With meetings done with for the day I rush off to the launch party of the new Fopp record store on Tottenham Court Road where I'm supposed to be DJing. I left the office in such a hurry that now I'm a little worried I've brought the most random records to play. Most people have probably never heard of me but those who have, seem to have a very different opinion of what I do depending of how they know me. Aside from Bestival and my Radio One shows, some may know me for the chillout compilations I put out that kick-started Sunday Best records or as the dance DJ who released tracks by Groove Armada, Basement Jaxx and Lemon Jelly. While others might know me as a really underground indie head who stood in for John Peel after he died. It's a mishmash of a reputation but I'm really proud that I can't be pinned down so easily.

8.30pm

One of my Sunday Best signings, Max Sedgley is playing at the Jazz Café in Camden so I dash across town to see him play. I'm looking forward to seeing how his show's come on. He had a hit with his 2004 single "Happy" - the song was the theme to Euro 2004 and got masses of airplay. But now he's got the challenge of following that up with an album that will have the same wide appeal and a live show that people want to go and see.

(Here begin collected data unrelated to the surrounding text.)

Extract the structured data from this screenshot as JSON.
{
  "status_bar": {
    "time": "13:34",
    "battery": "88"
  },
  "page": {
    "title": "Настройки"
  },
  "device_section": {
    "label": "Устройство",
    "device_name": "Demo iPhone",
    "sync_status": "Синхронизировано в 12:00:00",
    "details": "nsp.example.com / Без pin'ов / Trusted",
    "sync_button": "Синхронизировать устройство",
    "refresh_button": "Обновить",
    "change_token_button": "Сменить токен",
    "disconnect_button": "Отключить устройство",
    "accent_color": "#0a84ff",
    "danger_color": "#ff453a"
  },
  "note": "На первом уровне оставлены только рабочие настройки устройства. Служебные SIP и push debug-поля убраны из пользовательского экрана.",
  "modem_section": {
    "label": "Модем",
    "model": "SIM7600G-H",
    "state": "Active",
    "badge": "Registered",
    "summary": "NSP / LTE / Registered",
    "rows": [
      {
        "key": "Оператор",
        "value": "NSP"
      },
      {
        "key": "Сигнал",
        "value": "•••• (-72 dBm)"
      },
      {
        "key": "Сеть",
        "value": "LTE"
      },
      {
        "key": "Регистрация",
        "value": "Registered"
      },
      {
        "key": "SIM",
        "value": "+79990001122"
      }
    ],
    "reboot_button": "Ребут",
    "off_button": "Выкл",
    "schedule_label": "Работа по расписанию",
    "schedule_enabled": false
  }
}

Max hails from jazz background but "Happy" was a cross-over club record and I'd like to see him continue in that direction. Not necessarily because his music is better in a club but because I think it'll sell more records. Ultimately, as his label boss and A&R, it's my job to think about these things. But having said that, I'd never insist, "you must do this." I leave it up to the artists mainly. And judging by his very cool, new vocalist who hails straight out of Starsky And Hutch, thankfully it appears Max and I are on the same wave-length.

10pm

I'm back at Radio One's studios to record my OneMusic show. I'm on air from 11pm to 1am - and I don't get home until 1.45am - but I like to get there early to catch up with the producers of my show, play some records and have a cup of tea to keep me awake. However tired I feel before the show, as soon as it starts I'm in another world. In fact I tend to get a bit over-excited - the last few times my ears have been ringing as I left.

I love that I can play the songs I like. It's up to me what I do. And that's what I love about my label too - I can introduce people to music that I love. But I don't have any big ambitions for Sunday Best. It would be lovely to sign an Arctic Monkeys or even a Hot Chip, but I'm not going to kill myself going to a thousand concerts a year trying to discover the Next Big Thing. The label and everything I've done has all just evolved from the Sunday Best parties I put on in little back rooms 12 years ago. There was never any master-plan. And I'd quite like Sunday Best to stay culty. I like that we're a kind of cottage industry. I just want to keep having fun with it all.